The Adventures of Prince Achmed (1926) Director: Lotte Reiniger

★★★☆☆
The plot for The Adventures of Prince Achmed is largely borrowed from the Thousand and One Nights, particularly the story of “Aladdin.” This remarkable animated film uses a unique silhouette/shadow technique and was entirely filmed using stop-action camera techniques. Cardboard cutouts were created frame-by-frame and placed in front of a lit background on the camera, like a shadow puppet. It took three years of meticulous work (from 1923-1926) to create the film, as there are approximately 24 frames per second. This film is alluded to in several Disney films, including Fantasia as well as Aladdin in which a Prince Achmed character is introduced in the beginning.

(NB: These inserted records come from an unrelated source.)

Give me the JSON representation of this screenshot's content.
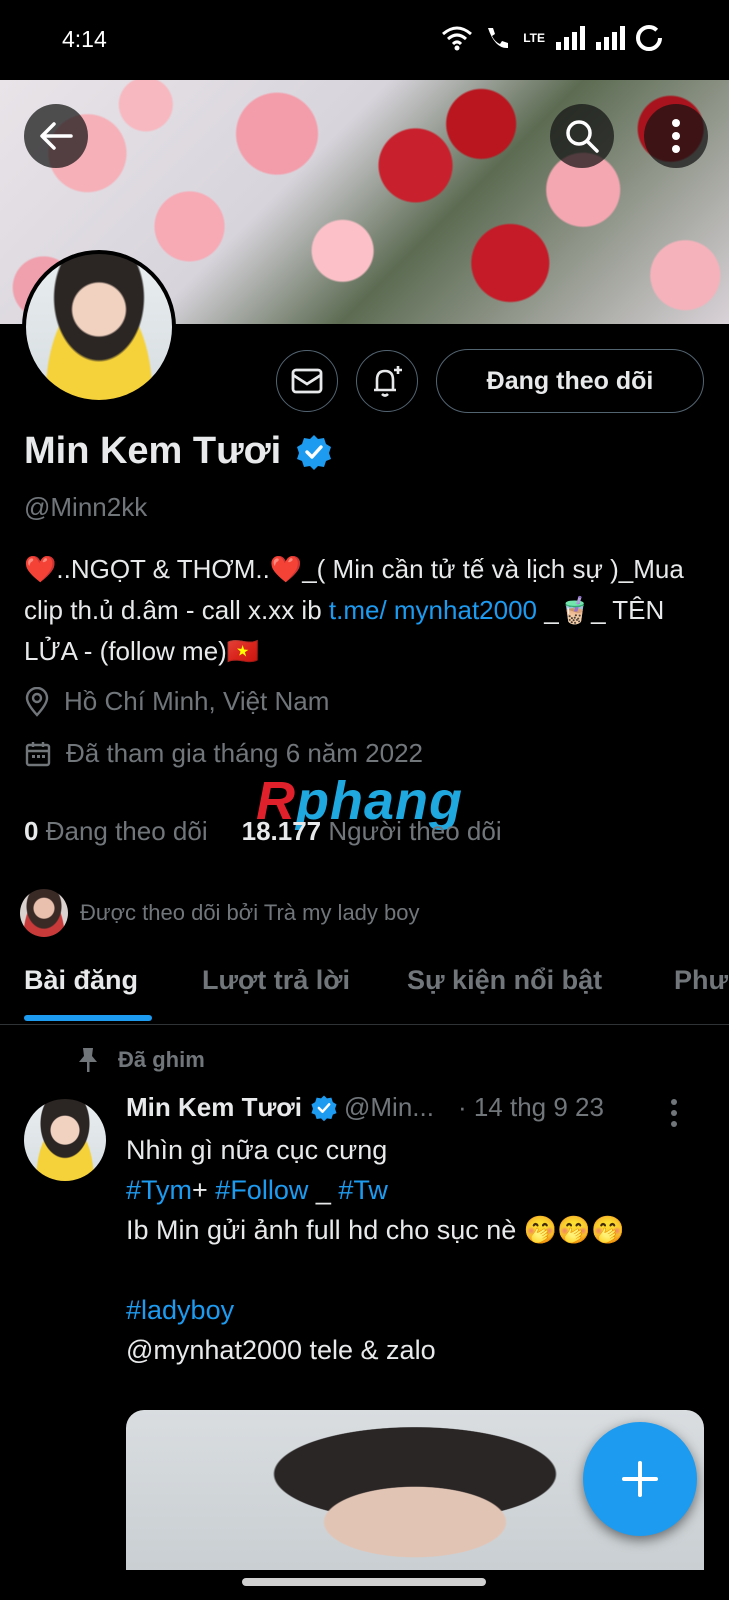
{
  "status_bar": {
    "time": "4:14",
    "network": "LTE"
  },
  "profile": {
    "display_name": "Min Kem Tươi",
    "handle": "@Minn2kk",
    "follow_button": "Đang theo dõi",
    "bio_part1": "❤️..NGỌT & THƠM..❤️_( Min cần tử tế và lịch sự )_Mua clip th.ủ d.âm - call x.xx  ib ",
    "bio_link": "t.me/ mynhat2000",
    "bio_part2": " _🧋_  TÊN LỬA -  (follow me)🇻🇳",
    "location": "Hồ Chí Minh, Việt Nam",
    "joined": "Đã tham gia tháng 6 năm 2022",
    "following_count": "0",
    "following_label": "Đang theo dõi",
    "followers_count": "18.177",
    "followers_label": "Người theo dõi",
    "followed_by": "Được theo dõi bởi Trà my lady boy"
  },
  "tabs": [
    "Bài đăng",
    "Lượt trả lời",
    "Sự kiện nổi bật",
    "Phư"
  ],
  "watermark": {
    "part1": "R",
    "part2": "phang"
  },
  "pinned_tweet": {
    "pinned_label": "Đã ghim",
    "author": "Min Kem Tươi",
    "handle": "@Min...",
    "date": "· 14 thg 9 23",
    "line1": "Nhìn gì nữa cục cưng",
    "tag1": "#Tym",
    "plus": "+ ",
    "tag2": "#Follow",
    "sep": " _ ",
    "tag3": "#Tw",
    "line3": "Ib Min gửi ảnh full hd cho sục nè 🤭🤭🤭",
    "tag4": "#ladyboy",
    "line5": "@mynhat2000 tele & zalo"
  },
  "colors": {
    "accent": "#1d9bf0",
    "background": "#000000",
    "secondary_text": "#71767b"
  }
}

Achmed was more recently alluded to in Harry Potter and the Deathly Hallows Pt I, during a narrative about the ‘Tale of the Three Brothers.’
Lotte Reiniger seems like a fascinating woman, a landmark director of early silent and animated cinema, a pioneer on multiple fronts. She was a German filmmaker who created some 40 films in her lifetime but she is best known for Achmed. She developed an early love for cinema in Germany and found success with her animated stories. She later fled Germany during the Nazi era, met many great film directors like Jean Renoir, before returning to Germany. She died in 1981 in Germany.